Le bigorneau
Très commun, le bigorneau s’adapte aux conditions ambiantes dont il se satisfait.
Plus la marée est basse, plus il s’accroche à son rocher. Demeurer en place est alors son unique horizon.
Le bigorneau ne s’aventure jamais en haute mer, il se déplace autour de son caillou et cela lui suffit. Quand une anfractuosité lui convient, il s’y attache.
Bigorneau normal parmi les bigorneaux, dit-il. Ce faisant il n’intéresse pas grand monde, mais cela lui importe peu.
Il sait qu’un jour une vague plus forte que les autres le balaiera, à moins que ce ne soit un pêcheur solitaire qui vienne le cueillir pour le consommer en famille.
L’essentiel pour lui est de durer autant que le permettent les règles maritimes les plus élémentaires.
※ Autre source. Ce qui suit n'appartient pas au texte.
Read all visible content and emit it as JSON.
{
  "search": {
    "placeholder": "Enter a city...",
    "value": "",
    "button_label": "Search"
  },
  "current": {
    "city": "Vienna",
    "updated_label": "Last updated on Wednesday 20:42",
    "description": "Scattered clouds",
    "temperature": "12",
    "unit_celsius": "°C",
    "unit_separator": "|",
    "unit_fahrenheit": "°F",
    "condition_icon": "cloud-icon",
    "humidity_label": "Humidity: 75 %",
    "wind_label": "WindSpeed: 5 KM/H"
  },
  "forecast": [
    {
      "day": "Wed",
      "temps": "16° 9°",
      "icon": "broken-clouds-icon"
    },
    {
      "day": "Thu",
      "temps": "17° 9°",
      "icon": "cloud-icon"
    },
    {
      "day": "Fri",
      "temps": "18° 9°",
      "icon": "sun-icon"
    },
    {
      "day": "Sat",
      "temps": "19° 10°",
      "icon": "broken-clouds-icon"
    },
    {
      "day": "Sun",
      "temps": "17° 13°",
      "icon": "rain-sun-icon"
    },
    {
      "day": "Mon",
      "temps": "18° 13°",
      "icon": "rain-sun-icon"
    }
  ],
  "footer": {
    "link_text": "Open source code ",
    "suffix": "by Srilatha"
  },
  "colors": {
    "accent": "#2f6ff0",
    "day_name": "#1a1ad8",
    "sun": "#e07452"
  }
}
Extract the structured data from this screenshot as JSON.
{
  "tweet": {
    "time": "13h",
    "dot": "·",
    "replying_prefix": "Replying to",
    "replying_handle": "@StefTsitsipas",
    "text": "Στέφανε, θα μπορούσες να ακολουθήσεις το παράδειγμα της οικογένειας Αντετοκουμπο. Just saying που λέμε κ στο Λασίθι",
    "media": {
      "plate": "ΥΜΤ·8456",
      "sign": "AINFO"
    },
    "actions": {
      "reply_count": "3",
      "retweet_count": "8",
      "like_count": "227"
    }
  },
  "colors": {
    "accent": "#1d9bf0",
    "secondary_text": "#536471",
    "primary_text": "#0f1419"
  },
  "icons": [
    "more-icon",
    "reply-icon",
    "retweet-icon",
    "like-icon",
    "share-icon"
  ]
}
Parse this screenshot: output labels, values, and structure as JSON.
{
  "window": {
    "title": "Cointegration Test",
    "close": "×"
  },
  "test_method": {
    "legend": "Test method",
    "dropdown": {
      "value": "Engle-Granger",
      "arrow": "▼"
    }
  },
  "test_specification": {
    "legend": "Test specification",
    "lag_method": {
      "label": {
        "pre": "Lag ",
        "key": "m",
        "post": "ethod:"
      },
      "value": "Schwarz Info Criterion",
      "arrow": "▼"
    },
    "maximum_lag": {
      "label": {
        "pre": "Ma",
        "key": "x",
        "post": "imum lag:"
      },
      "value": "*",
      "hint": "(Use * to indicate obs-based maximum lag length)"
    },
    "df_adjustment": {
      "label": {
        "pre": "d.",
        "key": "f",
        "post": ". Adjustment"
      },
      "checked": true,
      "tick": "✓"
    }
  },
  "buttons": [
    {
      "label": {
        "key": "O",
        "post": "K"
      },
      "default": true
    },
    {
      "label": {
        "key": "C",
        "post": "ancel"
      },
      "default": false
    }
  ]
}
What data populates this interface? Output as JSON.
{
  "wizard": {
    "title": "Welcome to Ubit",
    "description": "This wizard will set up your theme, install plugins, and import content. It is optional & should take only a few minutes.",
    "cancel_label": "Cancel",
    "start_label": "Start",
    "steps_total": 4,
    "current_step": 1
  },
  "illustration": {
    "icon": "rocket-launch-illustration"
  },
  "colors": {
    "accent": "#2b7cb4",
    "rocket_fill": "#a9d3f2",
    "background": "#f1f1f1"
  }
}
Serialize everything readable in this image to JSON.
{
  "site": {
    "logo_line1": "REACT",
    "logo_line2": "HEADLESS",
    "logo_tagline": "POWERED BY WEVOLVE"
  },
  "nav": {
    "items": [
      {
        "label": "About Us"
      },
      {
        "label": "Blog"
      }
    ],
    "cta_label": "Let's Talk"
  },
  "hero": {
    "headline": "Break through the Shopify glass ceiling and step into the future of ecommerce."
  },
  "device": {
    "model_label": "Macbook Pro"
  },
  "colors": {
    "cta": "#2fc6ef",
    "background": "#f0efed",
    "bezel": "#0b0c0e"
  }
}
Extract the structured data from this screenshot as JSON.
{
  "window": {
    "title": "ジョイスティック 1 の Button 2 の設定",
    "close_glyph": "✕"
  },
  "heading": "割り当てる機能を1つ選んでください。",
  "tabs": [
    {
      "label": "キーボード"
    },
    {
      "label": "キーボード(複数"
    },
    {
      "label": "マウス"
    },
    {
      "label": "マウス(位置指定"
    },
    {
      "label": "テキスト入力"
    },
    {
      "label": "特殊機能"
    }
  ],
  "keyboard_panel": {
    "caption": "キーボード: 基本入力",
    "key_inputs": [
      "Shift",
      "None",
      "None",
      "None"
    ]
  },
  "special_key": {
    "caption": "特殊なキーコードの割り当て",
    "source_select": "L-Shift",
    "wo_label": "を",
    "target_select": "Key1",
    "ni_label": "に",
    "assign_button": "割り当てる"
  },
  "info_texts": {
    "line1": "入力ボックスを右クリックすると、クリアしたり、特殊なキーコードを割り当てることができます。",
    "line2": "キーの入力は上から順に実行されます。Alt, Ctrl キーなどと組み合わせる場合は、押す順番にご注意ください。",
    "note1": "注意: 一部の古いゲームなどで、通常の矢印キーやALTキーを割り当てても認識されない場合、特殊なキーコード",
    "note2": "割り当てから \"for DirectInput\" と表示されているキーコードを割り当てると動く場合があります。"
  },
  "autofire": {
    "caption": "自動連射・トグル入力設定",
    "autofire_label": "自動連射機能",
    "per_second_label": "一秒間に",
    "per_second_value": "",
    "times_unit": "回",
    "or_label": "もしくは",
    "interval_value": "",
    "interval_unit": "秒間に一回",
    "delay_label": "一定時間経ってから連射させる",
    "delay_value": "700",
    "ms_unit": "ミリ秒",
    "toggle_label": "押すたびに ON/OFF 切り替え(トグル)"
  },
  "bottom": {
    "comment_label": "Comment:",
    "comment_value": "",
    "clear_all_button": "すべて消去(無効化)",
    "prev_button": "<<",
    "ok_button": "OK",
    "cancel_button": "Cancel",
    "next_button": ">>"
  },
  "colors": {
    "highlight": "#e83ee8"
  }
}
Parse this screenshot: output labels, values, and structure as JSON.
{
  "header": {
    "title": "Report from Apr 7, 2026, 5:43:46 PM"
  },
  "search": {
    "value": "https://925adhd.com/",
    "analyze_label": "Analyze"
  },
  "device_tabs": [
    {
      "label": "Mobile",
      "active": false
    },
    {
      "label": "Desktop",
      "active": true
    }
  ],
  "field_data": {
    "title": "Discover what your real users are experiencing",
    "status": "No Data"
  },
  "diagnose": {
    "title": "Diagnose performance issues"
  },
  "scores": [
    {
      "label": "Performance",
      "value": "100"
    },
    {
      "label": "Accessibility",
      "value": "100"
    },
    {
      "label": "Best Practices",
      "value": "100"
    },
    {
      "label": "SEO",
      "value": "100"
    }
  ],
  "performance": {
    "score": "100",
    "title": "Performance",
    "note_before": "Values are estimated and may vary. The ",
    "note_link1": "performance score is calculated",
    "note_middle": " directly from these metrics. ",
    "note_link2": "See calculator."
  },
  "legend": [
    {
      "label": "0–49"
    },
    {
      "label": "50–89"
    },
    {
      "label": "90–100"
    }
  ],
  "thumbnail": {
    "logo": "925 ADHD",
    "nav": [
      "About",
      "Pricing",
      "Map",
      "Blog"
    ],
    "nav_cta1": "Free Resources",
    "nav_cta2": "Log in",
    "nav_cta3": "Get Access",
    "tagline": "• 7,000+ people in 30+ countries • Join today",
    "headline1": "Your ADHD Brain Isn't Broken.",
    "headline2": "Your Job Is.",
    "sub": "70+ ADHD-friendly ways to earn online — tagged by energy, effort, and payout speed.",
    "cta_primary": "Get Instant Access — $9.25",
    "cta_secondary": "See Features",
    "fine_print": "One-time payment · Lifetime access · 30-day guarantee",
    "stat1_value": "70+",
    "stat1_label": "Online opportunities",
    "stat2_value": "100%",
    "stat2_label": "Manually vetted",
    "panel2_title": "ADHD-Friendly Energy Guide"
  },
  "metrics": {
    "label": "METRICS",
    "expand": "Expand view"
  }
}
Il n’a aucun désir d’innover en quoi que ce soit. Il s’adapte sans jamais s’aventurer hors de son espace traditionnel.
Le bigorneau ne remet jamais rien en question, c’est bien connu.
C’est comme ça. Il ne peut pas aller contre sa nature immuable de mollusque à coquille spiralée. Il connait son destin et s’en accommode.
Comme les bigorneaux vivent en colonies, malgré sa myopie et peut-être à cause de sa surdité, il a les yeux fixés sur ses congénère, hanté qu’il est de voir l’un d’entre eux prendre quelque initiative menaçant la stabilité de la colonie, à laquelle il tient d’autant plus qu’elle s’amenuise.
De temps à autre il laisse échapper une mini bulle d’oxygène. Dans cette bulle les experts conchyliculteurs tentent de discerner un signe à interpréter. Ils constatent que le plus souvent elle ne contient rien d’autre qu’elle-même.
Le bigorneau économise sa respiration, comme ses pensées.
A vrai dire, la question se pose de savoir si le bigorneau possède ou non une pensée.
Les avis les plus autorisés penchent en général pour la négative.